Jalen Rose admits it's not easy to open and operate a charter school but he is committed to doing it in Detroit.
Rose, a former NBA player, member of the Fab Five at the University of Michigan and current ESPN and ABC analyst spends a lot of his time focused on his public charter school, the Jalen Rose Leadership Academy in northwest Detroit.
Local 4's Rhonda Walker recently interviewed him about the school and why he wanted to open it.
"That's the best way I feel like it is to give back to our young men and women. I always felt like the eight most important years of somebody's growth is the four that they should be in high school and the 4 that they should be in college," said Jalen Rose. "You ask any adult where their dreams went awry, a lot of times it happens during the eight year period when they start driving start trying to figure out whether you are a leader or a follower. You start being exposed to sex, drugs, violence, gangs and all of a sudden you start making poor decisions and or great decisions that influence your future."
Rose opened the Jalen Rose Leadership Academy in 2011. This year it has about 200 9th and 10th grade students. Rose plans to expand another grade level each year.
The motto of the school is "Enter a learner. Exit a leader." The kids see that message as soon as they walk into the school.

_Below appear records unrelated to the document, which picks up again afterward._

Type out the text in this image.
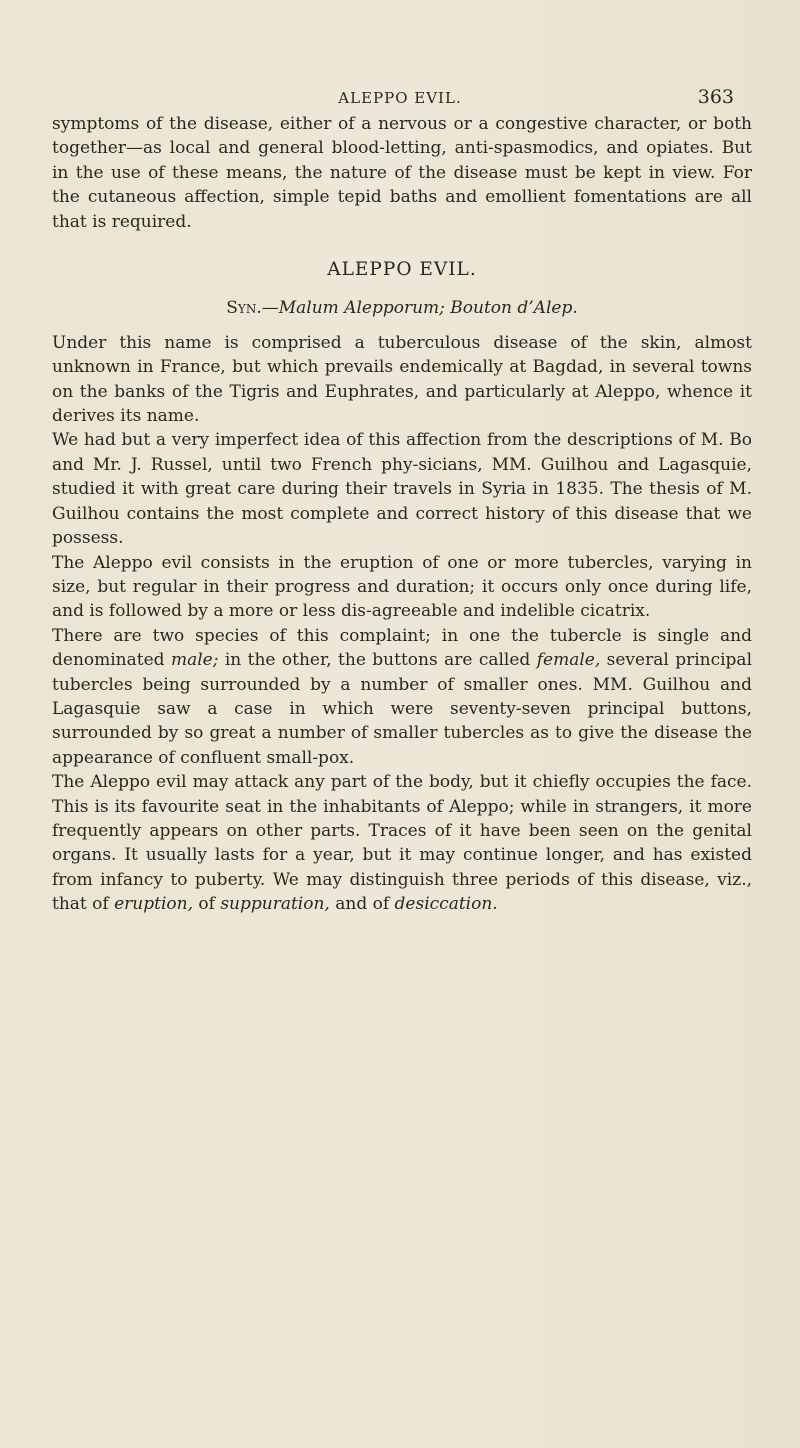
ALEPPO EVIL.	363

symptoms of the disease, either of a nervous or a congestive character, or both together—as local and general blood-letting, anti-spasmodics, and opiates. But in the use of these means, the nature of the disease must be kept in view. For the cutaneous affection, simple tepid baths and emollient fomentations are all that is required.

ALEPPO EVIL.

Syn.—Malum Alepporum; Bouton d’Alep.

Under this name is comprised a tuberculous disease of the skin, almost unknown in France, but which prevails endemically at Bagdad, in several towns on the banks of the Tigris and Euphrates, and particularly at Aleppo, whence it derives its name.

We had but a very imperfect idea of this affection from the descriptions of M. Bo and Mr. J. Russel, until two French phy-sicians, MM. Guilhou and Lagasquie, studied it with great care during their travels in Syria in 1835. The thesis of M. Guilhou contains the most complete and correct history of this disease that we possess.

The Aleppo evil consists in the eruption of one or more tubercles, varying in size, but regular in their progress and duration; it occurs only once during life, and is followed by a more or less dis-agreeable and indelible cicatrix.

There are two species of this complaint; in one the tubercle is single and denominated male; in the other, the buttons are called female, several principal tubercles being surrounded by a number of smaller ones. MM. Guilhou and Lagasquie saw a case in which were seventy-seven principal buttons, surrounded by so great a number of smaller tubercles as to give the disease the appearance of confluent small-pox.

The Aleppo evil may attack any part of the body, but it chiefly occupies the face. This is its favourite seat in the inhabitants of Aleppo; while in strangers, it more frequently appears on other parts. Traces of it have been seen on the genital organs. It usually lasts for a year, but it may continue longer, and has existed from infancy to puberty. We may distinguish three periods of this disease, viz., that of eruption, of suppuration, and of desiccation.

"It's really about choices and while we want you to be very well versed and educated also you got to be able to handle yourself out here and in real life situations," said Rose.
Rose wants his school to be a safe learning environment and keeps it small with a 20 to one student teacher ratio. The school offers real world and project based experiences and leadership training.
"We are asking for a longer school day 8 a.m. to 4:30 p.m.," said Rose. "A longer school year, 211 days, in order for our young men and women to compete in the global economy that is what it is going take."
JRLA, as it is often called, is a public charter high school.
It is partially funded by Michigan Future Schools and has committed to having 85 percent of its students graduate high school, 85 percent to go onto college and 85 percent to earn a college degree.
That can be a high expectation, especially when some students enter JRLA behind their grade level in reading and math. Rose keeps it in perspective.
"If you get a 9th grader that is reading at a 4th grade level and that young man or that young woman grows up to be functioning member of society with a job with a family and creates a positive outcome as opposed to become a carjacker or a killer or a drug dealer," said Rose. "Of course we want Rhodes Scholars, of course we want people to go on to be graduates and be great ambassadors of the city of Detroit, but more importantly this is about building back up the city."
It is too soon to measure the success of Rose's charter school.
Michigan Future Schools, which creates small high schools in Detroit to help prepare students to quality and succeed in college, issued this statement about the school.
"Michigan Future is proud to have been one of the first investors in the Jalen Rose Leadership Academy. We made a four year $800,000 grant to the school. Like most start-up schools, Jalen Rose Leadership Academy has faced daunting challenges but Jalen's commitment to the school has been consistent and unwavering. The kids at JRLA know they have a school founder who is fully committed to their success in high school and beyond. We at Michigan Future Schools are committed to working with Jalen and his team to create a great school."
JRLA was issued its contract to operate under The Governor John Engler Center for Charter Schools at Central Michigan University.
"Jalen Rose Leadership Academy is one of the newest schools in our portfolio and we are working closely with the Board of Directors to address common issues with new school start-ups, which include the academic, operational and financial challenges of providing a quality educational experience for their students. We recognize that developing successful urban high schools is one of the most difficult challenges in K-12 public education today. CMU values our partnership with the JRLA board as they strive to provide educational options for students in Detroit and to prepare them academically for success in college, work and life," said Cindy Schumacher, Executive Director for The Governor John Engler Center for Charter Schools at CMU.
A real challenge for Rose is raising the money necessary to provide the education he wants these children to get.
"The money we get for the state keeps on the lights and pays our teachers, everything else wee have to find ways to raise funds," said Rose.
As part of his fundraising efforts, Jalen Rose has also issued The Detroit Challenge to area businesses. He is looking for 15 companies or individuals in metro Detroit to partner with JRLA by making a $10,000 donation to help the school create educational opportunities Rose envisions for the school. Happy's Pizza and Lady Janes Haircuts for Men have already made that commitment. For details click here.
Rose graduated from southwestern high school, and continued on to the University of Michigan where he was one of the five freshman basketball players known as the Fab Five. He spent 13 years in the NBA and is now an ESPN and ABC analyst.
Prior to opening JRLA, Rose created the Jalen Rose Foundation, creating opportunities for underserved youth including in his hometown. Those opportunities include college scholarships.
"The Jalen Rose Leadership Academy is not just my name on the building. It's blood sweat and tears. It takes a lot of time and energy manpower and money and so many people working on this project that are getting below what they normally getting paid that are working on this project pro bono, that have really dedicated themselves to help me see this vision through," said Rose.
Students who attend JRLA love the school and the motto "Enter a Learner. Exit a Leader."
"They want you to come to school focused, ready and leaving, taking what you learn here out into your communities," said Aubrey Williams.